Working with zebrafish in these recent weeks has been a genuine challenge. As I wrote in my previous blog post, the exceptionally simple procedure we used weeks ago did not work. Surprisingly, we saw no evidence that the fish were more interested in investigating new objects over familiar objects. In fact, the data seemed to suggest the opposite trend – that the fish prefer familiarity rather than novelty. We greeted this idea with healthy skepticism because previous research has shown that animals prefer novelty.

Guided by this knowledge, we opted to use the novel object and novel location procedures again except this time with a computer monitor. It was clear from the footage that the previous procedure was too stressful, so this procedure allowed us to minimize disturbance to the fish. Bailey and I would simply place an individual in the test tank with a computer monitor flush against the side, press a few buttons on the laptop connected to the monitor, hit record on the camera, leave the room, and wait. One can see why this procedure is attractive: it requires little work on the part of the researcher and minimizes stress for the fish left alone with a computer monitor which displays objects in a non-aversive manner.

After meticulous footage analysis and data compilation, we saw no convincing trends. The fish did not behave any differently around a newly displayed object compared to a familiar one. At this point, we examined the procedure and considered something we had overlooked: perhaps the fish are constitutionally unable to remember two objects for an interval of 5 minutes. If both objects in the test phase are new to the fish, then the fish will treat them as such and investigate them both with no preference for one over the other.

So we tried removing the 5 minute interval between the familiar objects and the novel objects. Again, we did not see the trend we expected. Still, no preference for novelty, nor a strong preference for familiarity. The NO procedure is attractive because of its potential to be used in high-throughput screenings. It proved to be an efficient procedure for measuring learning and memory in rodents, but as it is turning out, it does not seem to have much translational value for behavioral testing in the zebrafish.

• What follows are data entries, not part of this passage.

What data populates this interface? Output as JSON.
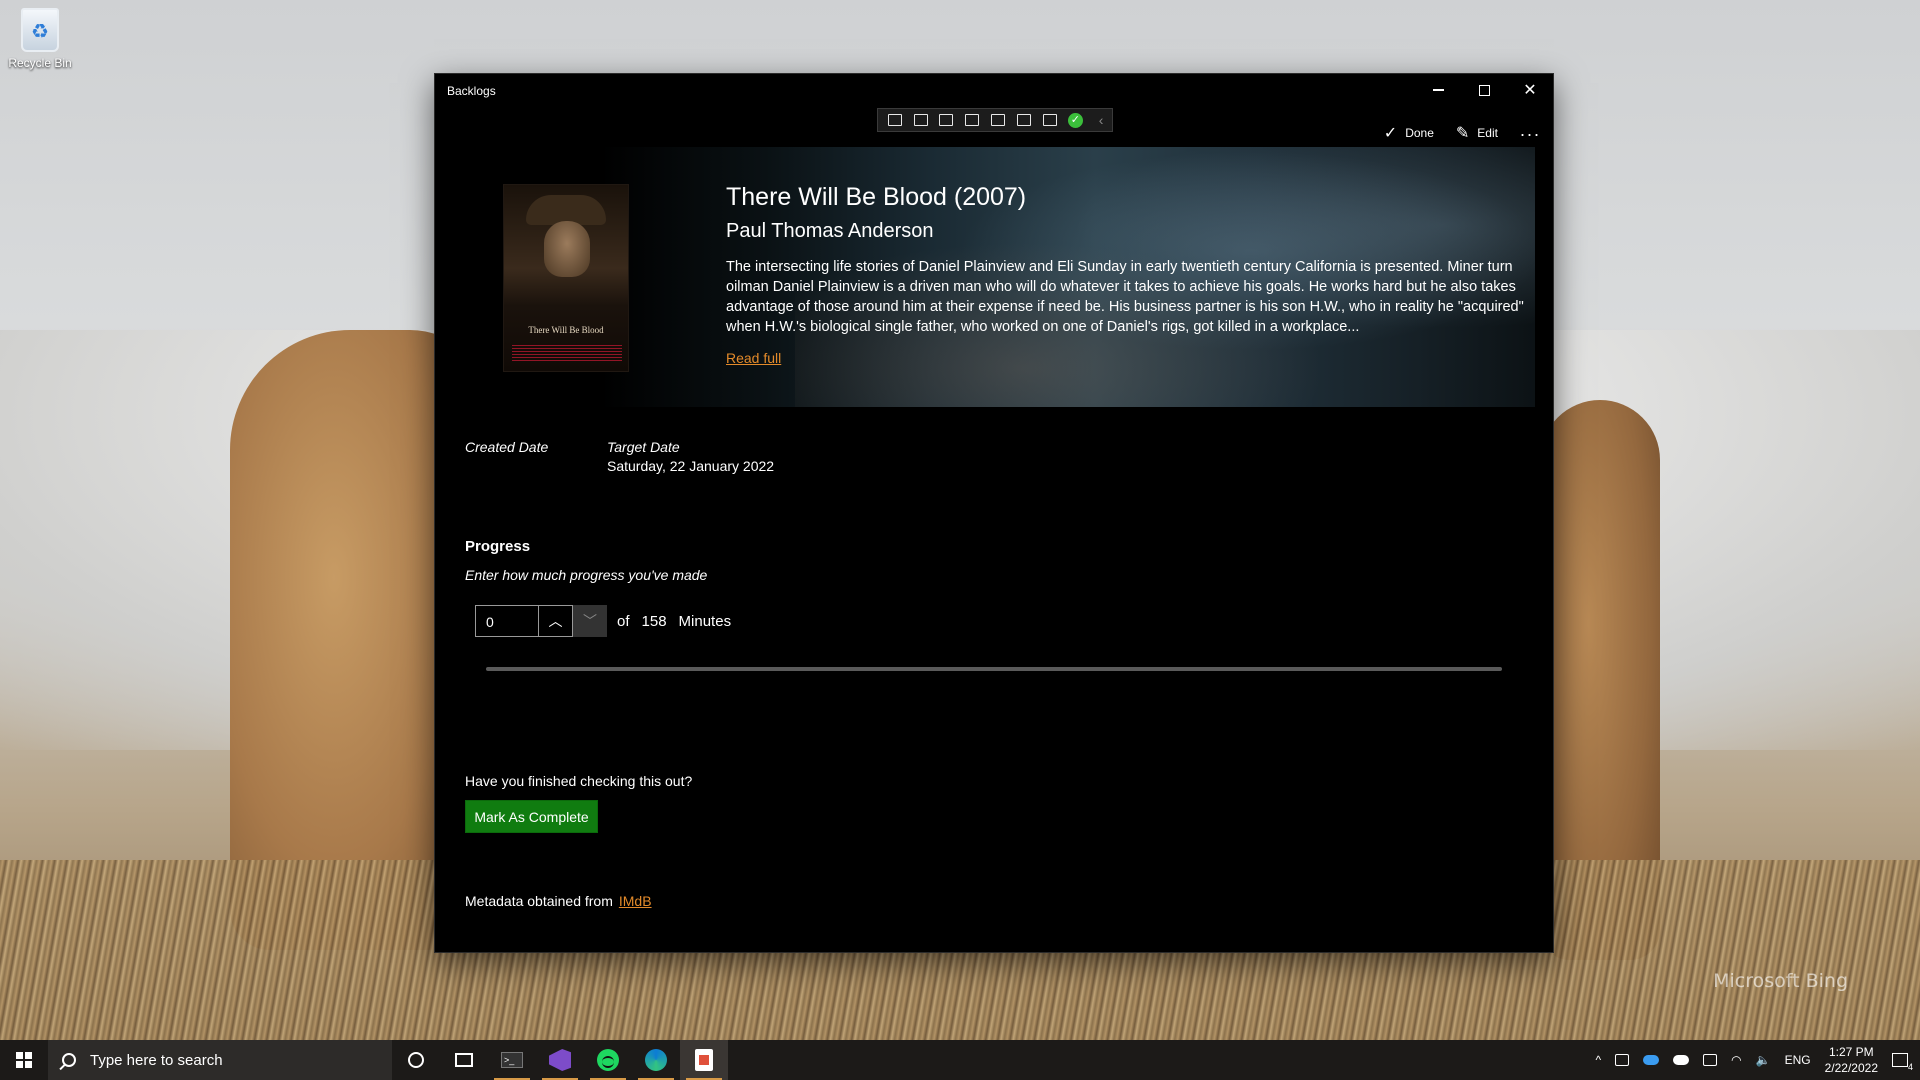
{
  "desktop": {
    "recycle_bin_label": "Recycle Bin",
    "wallpaper_watermark": "Microsoft Bing"
  },
  "window": {
    "title": "Backlogs",
    "minimize_glyph": "–",
    "commands": {
      "done_label": "Done",
      "edit_label": "Edit"
    }
  },
  "debug_toolbar": {
    "icons": [
      "live-visual-tree-icon",
      "record-icon",
      "select-element-icon",
      "display-layout-adorners-icon",
      "track-focus-icon",
      "binding-failures-icon",
      "hot-reload-icon",
      "hot-reload-ok-icon",
      "collapse-icon"
    ],
    "collapse_glyph": "‹"
  },
  "hero": {
    "title": "There Will Be Blood (2007)",
    "director": "Paul Thomas Anderson",
    "description": "The intersecting life stories of Daniel Plainview and Eli Sunday in early twentieth century California is presented. Miner turn oilman Daniel Plainview is a driven man who will do whatever it takes to achieve his goals. He works hard but he also takes advantage of those around him at their expense if need be. His business partner is his son H.W., who in reality he \"acquired\" when H.W.'s biological single father, who worked on one of Daniel's rigs, got killed in a workplace...",
    "read_full_label": "Read full",
    "poster_title": "There Will Be Blood"
  },
  "dates": {
    "created_label": "Created Date",
    "target_label": "Target Date",
    "target_value": "Saturday, 22 January 2022"
  },
  "progress": {
    "heading": "Progress",
    "hint": "Enter how much progress you've made",
    "current_value": "0",
    "of_label": "of",
    "total": "158",
    "unit": "Minutes",
    "fraction": 0
  },
  "completion": {
    "question": "Have you finished checking this out?",
    "button_label": "Mark As Complete"
  },
  "metadata": {
    "prefix": "Metadata obtained from",
    "source_link": "IMdB"
  },
  "taskbar": {
    "search_placeholder": "Type here to search",
    "terminal_label": ">_",
    "language": "ENG",
    "time": "1:27 PM",
    "date": "2/22/2022",
    "notification_count": "4"
  },
  "colors": {
    "accent_link": "#e38a2a",
    "complete_button": "#107c10",
    "window_bg": "#000000"
  }
}
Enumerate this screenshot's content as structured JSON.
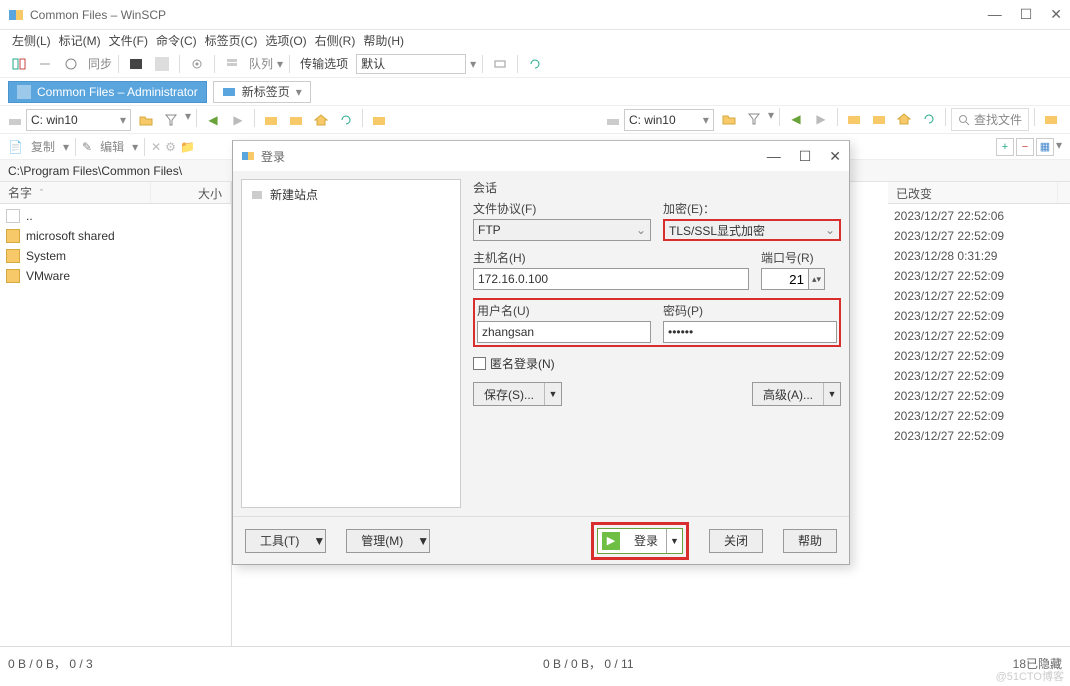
{
  "window": {
    "title": "Common Files – WinSCP"
  },
  "menu": {
    "left": "左侧(L)",
    "mark": "标记(M)",
    "file": "文件(F)",
    "cmd": "命令(C)",
    "tabs": "标签页(C)",
    "options": "选项(O)",
    "right": "右侧(R)",
    "help": "帮助(H)"
  },
  "toolbar": {
    "sync": "同步",
    "queue": "队列",
    "transfer_label": "传输选项",
    "transfer_value": "默认"
  },
  "session_tabs": {
    "active": "Common Files – Administrator",
    "new": "新标签页"
  },
  "drive_left": "C: win10",
  "drive_right": "C: win10",
  "find_files": "查找文件",
  "subtoolbar": {
    "copy": "复制",
    "edit": "编辑"
  },
  "path_left": "C:\\Program Files\\Common Files\\",
  "grid_headers": {
    "name": "名字",
    "size": "大小",
    "changed": "已改变"
  },
  "left_files": [
    {
      "name": "..",
      "type": "up"
    },
    {
      "name": "microsoft shared",
      "type": "folder"
    },
    {
      "name": "System",
      "type": "folder"
    },
    {
      "name": "VMware",
      "type": "folder"
    }
  ],
  "right_dates": [
    "2023/12/27 22:52:06",
    "2023/12/27 22:52:09",
    "2023/12/28 0:31:29",
    "2023/12/27 22:52:09",
    "2023/12/27 22:52:09",
    "2023/12/27 22:52:09",
    "2023/12/27 22:52:09",
    "2023/12/27 22:52:09",
    "2023/12/27 22:52:09",
    "2023/12/27 22:52:09",
    "2023/12/27 22:52:09",
    "2023/12/27 22:52:09"
  ],
  "status": {
    "left": "0 B / 0 B， 0 / 3",
    "right": "0 B / 0 B， 0 / 11",
    "hidden": "18已隐藏"
  },
  "watermark": "@51CTO博客",
  "dialog": {
    "title": "登录",
    "new_site": "新建站点",
    "session": "会话",
    "protocol_label": "文件协议(F)",
    "protocol_value": "FTP",
    "encryption_label": "加密(E)：",
    "encryption_value": "TLS/SSL显式加密",
    "host_label": "主机名(H)",
    "host_value": "172.16.0.100",
    "port_label": "端口号(R)",
    "port_value": "21",
    "user_label": "用户名(U)",
    "user_value": "zhangsan",
    "pass_label": "密码(P)",
    "pass_value": "••••••",
    "anonymous": "匿名登录(N)",
    "save": "保存(S)...",
    "advanced": "高级(A)...",
    "tools": "工具(T)",
    "manage": "管理(M)",
    "login": "登录",
    "close": "关闭",
    "help": "帮助"
  }
}
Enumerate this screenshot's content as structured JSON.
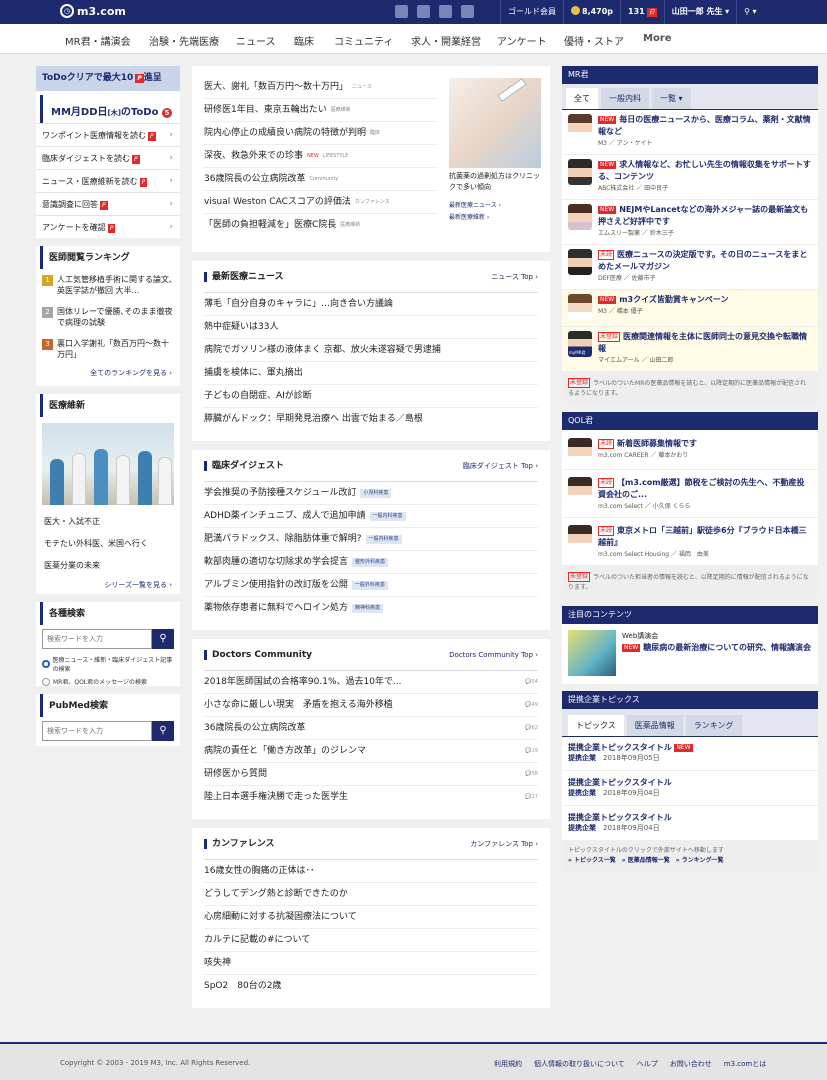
{
  "topbar": {
    "logo": "m3.com",
    "membership": "ゴールド会員",
    "points": "8,470p",
    "notifications": "131",
    "user": "山田一郎 先生",
    "colors": {
      "brand": "#1e2a6e",
      "accent_red": "#e02b2b"
    }
  },
  "nav": [
    "MR君・講演会",
    "治験・先端医療",
    "ニュース",
    "臨床",
    "コミュニティ",
    "求人・開業経営",
    "アンケート",
    "優待・ストア",
    "More"
  ],
  "todo": {
    "header": "ToDoクリアで最大10",
    "header_suffix": "進呈",
    "title": "MM月DD日",
    "title_day": "[木]",
    "title_suffix": "のToDo",
    "count": "5",
    "items": [
      "ワンポイント医療情報を読む",
      "臨床ダイジェストを読む",
      "ニュース・医療維新を読む",
      "意識調査に回答",
      "アンケートを確認"
    ]
  },
  "ranking": {
    "title": "医師閲覧ランキング",
    "items": [
      {
        "num": "1",
        "text": "人工気管移植手術に関する論文､英医学誌が撤回 大半..."
      },
      {
        "num": "2",
        "text": "国体リレーで優勝､そのまま徹夜で病理の試験"
      },
      {
        "num": "3",
        "text": "裏口入学謝礼「数百万円～数十万円」"
      }
    ],
    "more": "全てのランキングを見る"
  },
  "ishin": {
    "title": "医療維新",
    "links": [
      "医大・入試不正",
      "モテたい外科医、米国へ行く",
      "医薬分業の未来"
    ],
    "more": "シリーズ一覧を見る"
  },
  "search": {
    "title": "各種検索",
    "placeholder": "検索ワードを入力",
    "options": [
      "医療ニュース・維新・臨床ダイジェスト記事の検索",
      "MR君、QOL君のメッセージの検索"
    ]
  },
  "pubmed": {
    "title": "PubMed検索",
    "placeholder": "検索ワードを入力"
  },
  "top_news": {
    "items": [
      {
        "text": "医大、謝礼「数百万円～数十万円」",
        "tag": "ニュース"
      },
      {
        "text": "研修医1年目、東京五輪出たい",
        "tag": "医療維新"
      },
      {
        "text": "院内心停止の成績良い病院の特徴が判明",
        "tag": "臨床"
      },
      {
        "text": "深夜、救急外来での珍事",
        "tag": "LIFESTYLE",
        "new": "NEW"
      },
      {
        "text": "36歳院長の公立病院改革",
        "tag": "Community"
      },
      {
        "text": "visual Weston CACスコアの評価法",
        "tag": "カンファレンス"
      },
      {
        "text": "「医師の負担軽減を」医療C院長",
        "tag": "医療維新"
      }
    ],
    "feature_caption": "抗菌薬の過剰処方はクリニックで多い傾向",
    "feature_links": [
      "最新医療ニュース",
      "最新医療維新"
    ]
  },
  "news": {
    "title": "最新医療ニュース",
    "link": "ニュース Top",
    "items": [
      "薄毛「自分自身のキャラに」…向き合い方議論",
      "熱中症疑いは33人",
      "病院でガソリン様の液体まく 京都、放火未遂容疑で男逮捕",
      "捕虜を検体に、軍丸摘出",
      "子どもの自閉症、AIが診断",
      "膵臓がんドック：早期発見治療へ 出雲で始まる／島根"
    ]
  },
  "digest": {
    "title": "臨床ダイジェスト",
    "link": "臨床ダイジェスト Top",
    "items": [
      {
        "text": "学会推奨の予防接種スケジュール改訂",
        "tag": "小児科疾患"
      },
      {
        "text": "ADHD薬インチュニブ、成人で追加申請",
        "tag": "一般内科疾患"
      },
      {
        "text": "肥満パラドックス、除脂肪体重で解明?",
        "tag": "一般内科疾患"
      },
      {
        "text": "軟部肉腫の適切な切除求め学会提言",
        "tag": "整形外科疾患"
      },
      {
        "text": "アルブミン使用指針の改訂版を公開",
        "tag": "一般外科疾患"
      },
      {
        "text": "薬物依存患者に無料でヘロイン処方",
        "tag": "精神科疾患"
      }
    ]
  },
  "community": {
    "title": "Doctors Community",
    "link": "Doctors Community Top",
    "items": [
      {
        "text": "2018年医師国試の合格率90.1%、過去10年で...",
        "count": "54"
      },
      {
        "text": "小さな命に厳しい現実　矛盾を抱える海外移植",
        "count": "49"
      },
      {
        "text": "36歳院長の公立病院改革",
        "count": "62"
      },
      {
        "text": "病院の責任と「働き方改革」のジレンマ",
        "count": "19"
      },
      {
        "text": "研修医から質問",
        "count": "58"
      },
      {
        "text": "陸上日本選手権決勝で走った医学生",
        "count": "27"
      }
    ]
  },
  "conference": {
    "title": "カンファレンス",
    "link": "カンファレンス Top",
    "items": [
      "16歳女性の胸痛の正体は･･",
      "どうしてデング熱と診断できたのか",
      "心房細動に対する抗凝固療法について",
      "カルテに記載の#について",
      "咳失神",
      "SpO2　80台の2歳"
    ]
  },
  "mr": {
    "title": "MR君",
    "tabs": [
      "全て",
      "一般内科",
      "一覧"
    ],
    "items": [
      {
        "badge": "NEW",
        "title": "毎日の医療ニュースから、医療コラム、薬剤・文献情報など",
        "sub": "M3 ／ アン・ケイト"
      },
      {
        "badge": "NEW",
        "title": "求人情報など、お忙しい先生の情報収集をサポートする、コンテンツ",
        "sub": "ABC株式会社 ／ 田中良子"
      },
      {
        "badge": "NEW",
        "title": "NEJMやLancetなどの海外メジャー誌の最新論文も押さえど好評中です",
        "sub": "エムスリー製薬 ／ 鈴木三子"
      },
      {
        "badge": "未読",
        "title": "医療ニュースの決定版です。その日のニュースをまとめたメールマガジン",
        "sub": "DEF医療 ／ 佐藤市子"
      },
      {
        "badge": "NEW",
        "title": "m3クイズ皆勤賞キャンペーン",
        "sub": "M3 ／ 橋本 優子"
      },
      {
        "badge": "未登録",
        "title": "医療関連情報を主体に医師同士の意見交換や転職情報",
        "sub": "マイエムアール ／ 山田二郎",
        "avatar_label": "myMR君"
      }
    ],
    "note_badge": "未登録",
    "note": "ラベルのついたMRの医薬品情報を読むと、以降定期的に医薬品情報が配信されるようになります。"
  },
  "qol": {
    "title": "QOL君",
    "items": [
      {
        "badge": "未読",
        "title": "新着医師募集情報です",
        "sub": "m3.com CAREER ／ 藤本かおり"
      },
      {
        "badge": "未読",
        "title": "【m3.com厳選】節税をご検討の先生へ、不動産投資会社のご...",
        "sub": "m3.com Select ／ 小久保 くらら"
      },
      {
        "badge": "未読",
        "title": "東京メトロ「三越前」駅徒歩6分『ブラウド日本橋三越前』",
        "sub": "m3.com Select Housing ／ 福岡　由美"
      }
    ],
    "note_badge": "未登録",
    "note": "ラベルのついた担当者の情報を読むと、以降定期的に情報が配信されるようになります。"
  },
  "attention": {
    "title": "注目のコンテンツ",
    "label": "Web講演会",
    "badge": "NEW",
    "text": "糖尿病の最新治療についての研究、情報講演会"
  },
  "topics": {
    "title": "提携企業トピックス",
    "tabs": [
      "トピックス",
      "医薬品情報",
      "ランキング"
    ],
    "items": [
      {
        "title": "提携企業トピックスタイトル",
        "new": "NEW",
        "src": "提携企業",
        "date": "2018年09月05日"
      },
      {
        "title": "提携企業トピックスタイトル",
        "src": "提携企業",
        "date": "2018年09月04日"
      },
      {
        "title": "提携企業トピックスタイトル",
        "src": "提携企業",
        "date": "2018年09月04日"
      }
    ],
    "note": "トピックスタイトルのクリックで外部サイトへ移動します",
    "links": [
      "» トピックス一覧",
      "» 医薬品情報一覧",
      "» ランキング一覧"
    ]
  },
  "footer": {
    "copyright": "Copyright © 2003 - 2019 M3, Inc. All Rights Reserved.",
    "links": [
      "利用規約",
      "個人情報の取り扱いについて",
      "ヘルプ",
      "お問い合わせ",
      "m3.comとは"
    ]
  }
}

As Thomas Edison once said: “I have not failed. I’ve just found 10,000 ways that won’t work.”

 

Comments

  1. lmsevier says:

    Hi Alex, Awesome work! Sorry that the experiment didn’t work. That must be frustrating. But, the work that you are doing is super important!

  2. Your project sounds really interesting. Though we both do biology research, we’re on different ends of the spectrum. However, I have a question for you: how do you feel about inconclusive evidence and what drives you to keep trying different things?